Природу называют «вечною» (в том числе – и Пушкин). Действительно, она как бы подавляет нас своим припевом: «ты уйдешь, а я останусь». Но это ощущение – обманчиво. Видимая природа настолько же вечна, как и видимые люди. После нас будут новые люди и – новая природа. Сегодняшнее небо никогда не повторится. Деревья – в тех местах, где они растут, – все будут срублены или погибнут. Башни разрушатся, и города исчезнут. И ни единый из толпы, которая течет обильной рекой по тротуарам, не возродится в будущем со всею своею оболочкою: ни одного теперешнего носа, ни одной пары глаз, ни одного платья не останется. Будет вечною только жизнь вообще, но не наша, не современная нам жизнь.

XIX

Когда вы читаете историю, то, не правда ли, какою величественною картиною развертывается перед вами прошлое человечества? Перед вами чередуются великие исторические имена, и, согласитесь, что самые образы этих исчезнувших людей рисуются вам не в обыденной обстановке, а в какой-то фантастической глубине, в особенной воздушной перспективе, как будто вне земли, точно в области сновидения, в невообразимом пространстве без почвы и границ… А между тем все эти люди никуда не возносились. Они топтали нашу землю, и все их подвиги, все создания их гения – с точки зрения физической – совершились в низеньком пространстве над земною поверхностью, не превышающем воробьиного полета. Крыши домов – вот та крайняя черта, за которую никогда не переступала мелкая сутолока нашей истории от ее незапамятных времен.

XX

Пройдет несколько столетий, и смерть Александра II будет изукрашена фантазией…

А вот как она произошла в действительности.

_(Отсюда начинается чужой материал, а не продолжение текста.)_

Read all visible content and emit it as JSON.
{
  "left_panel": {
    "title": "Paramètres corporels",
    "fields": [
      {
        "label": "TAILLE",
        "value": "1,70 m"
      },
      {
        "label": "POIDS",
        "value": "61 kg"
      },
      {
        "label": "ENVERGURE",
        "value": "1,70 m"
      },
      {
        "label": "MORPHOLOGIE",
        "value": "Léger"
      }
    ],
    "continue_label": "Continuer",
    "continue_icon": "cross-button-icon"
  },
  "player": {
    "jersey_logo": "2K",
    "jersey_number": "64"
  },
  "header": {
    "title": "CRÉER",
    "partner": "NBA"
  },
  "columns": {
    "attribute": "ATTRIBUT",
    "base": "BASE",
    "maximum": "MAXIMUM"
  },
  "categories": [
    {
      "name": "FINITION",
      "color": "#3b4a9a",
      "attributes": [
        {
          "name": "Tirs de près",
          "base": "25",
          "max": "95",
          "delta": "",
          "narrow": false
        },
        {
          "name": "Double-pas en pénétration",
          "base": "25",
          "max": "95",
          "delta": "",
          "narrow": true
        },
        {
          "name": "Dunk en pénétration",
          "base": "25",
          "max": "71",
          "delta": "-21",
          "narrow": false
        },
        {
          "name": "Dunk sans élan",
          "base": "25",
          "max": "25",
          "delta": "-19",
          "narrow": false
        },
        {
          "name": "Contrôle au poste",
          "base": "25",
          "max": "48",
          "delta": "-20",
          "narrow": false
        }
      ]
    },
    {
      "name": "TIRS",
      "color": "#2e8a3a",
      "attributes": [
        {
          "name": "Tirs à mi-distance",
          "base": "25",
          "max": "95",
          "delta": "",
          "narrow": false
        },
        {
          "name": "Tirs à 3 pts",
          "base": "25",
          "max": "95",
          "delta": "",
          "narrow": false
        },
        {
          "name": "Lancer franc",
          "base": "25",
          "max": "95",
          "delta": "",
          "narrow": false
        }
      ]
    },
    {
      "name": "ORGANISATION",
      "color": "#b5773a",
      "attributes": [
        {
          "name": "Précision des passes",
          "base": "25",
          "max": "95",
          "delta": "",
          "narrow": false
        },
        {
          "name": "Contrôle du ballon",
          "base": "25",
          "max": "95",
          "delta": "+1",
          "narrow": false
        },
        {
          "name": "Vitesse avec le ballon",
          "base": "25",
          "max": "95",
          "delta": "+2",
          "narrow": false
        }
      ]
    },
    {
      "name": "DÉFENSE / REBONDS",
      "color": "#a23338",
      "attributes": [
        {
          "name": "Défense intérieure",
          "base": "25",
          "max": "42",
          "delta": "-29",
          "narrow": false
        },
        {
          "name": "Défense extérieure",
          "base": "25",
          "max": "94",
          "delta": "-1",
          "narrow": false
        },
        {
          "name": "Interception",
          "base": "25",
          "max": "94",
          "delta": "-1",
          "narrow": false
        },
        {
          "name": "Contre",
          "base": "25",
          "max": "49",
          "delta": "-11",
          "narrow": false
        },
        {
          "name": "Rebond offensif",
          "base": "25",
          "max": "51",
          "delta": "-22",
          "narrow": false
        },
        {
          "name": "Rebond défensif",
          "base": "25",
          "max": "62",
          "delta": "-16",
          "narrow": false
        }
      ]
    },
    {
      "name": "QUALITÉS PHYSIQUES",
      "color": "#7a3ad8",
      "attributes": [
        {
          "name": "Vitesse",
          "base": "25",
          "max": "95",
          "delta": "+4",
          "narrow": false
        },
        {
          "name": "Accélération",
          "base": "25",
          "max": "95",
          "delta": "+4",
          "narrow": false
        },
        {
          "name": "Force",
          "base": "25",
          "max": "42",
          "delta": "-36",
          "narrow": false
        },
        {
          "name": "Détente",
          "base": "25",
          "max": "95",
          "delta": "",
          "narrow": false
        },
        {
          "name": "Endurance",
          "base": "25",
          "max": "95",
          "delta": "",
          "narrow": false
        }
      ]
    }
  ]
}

В последние годы царствования Александр II не выезжал и не выходил иначе, как под угрозою смерти. Если он гулял – вся площадь его прогулки охранялась издали, по всем пунктам, невидимыми сыщиками. Выезжал он в карете на лежачих рессорах с пикетом конного конвоя вокруг и с кавказцем на козлах, возле кучера. Процессы о покушениях на его жизнь то и дело разбирались и печатались в газетах. Взрывание поездов, в которых он следовал, стреляние в него на улице, во время его прогулки, и подкопы с динамитом под Зимний дворец и под целую улицу, ведущую к Манежу, – все это уже приучило публику быть наготове, что такие покушения и впредь будут продолжаться. Но случай постоянно выручал государя. Поневоле как-то верилось, что, несмотря на вечное преследование, он каким-то чудом превратился в неуязвимого. Но смерть в том или другом виде, конечно, должна была его со временем постигнуть. А он смотрел еще молодцом, рослый и величественный, мягкодушный и популярный, благодаря прежним заслугам, с поседевшими баками, побледневшим лицом, с выпуклыми голубыми глазами, глядевшими гордо и мечтательно из лучистых морщин. Воспитанный льстивым и сентиментальным поэтом, ставший на ноги под обаянием всемогущего монархического режима своего отца, Александр II любил романическую помпу монархии. Он жил в громадном Зимнем дворце, размножал свою свиту, издавал подробные церемониалы своих дворцовых выходов, бальных шествий, церковных процессий, всяких торжеств среди царской фамилии и, постоянно посещая институты, любил немое обожание девственниц к недостижимой и вечно привлекательной особе царя. Его роман с Долгорукою (также примеченною им в институте) придавал ему значение неувядаемого jeune premier[5 - героя-любовника (фр.).]. И часто, когда Зимний дворец горел бесчисленными огнями своих окон, где, в разных концах, помещались и покинутая больная государыня, и пышная свита, и собственные апартаменты запуганного и нервного правителя, – прохожий задумывался над будущими судьбами этого еще величественного в данную минуту, но крайне тревожного царствования…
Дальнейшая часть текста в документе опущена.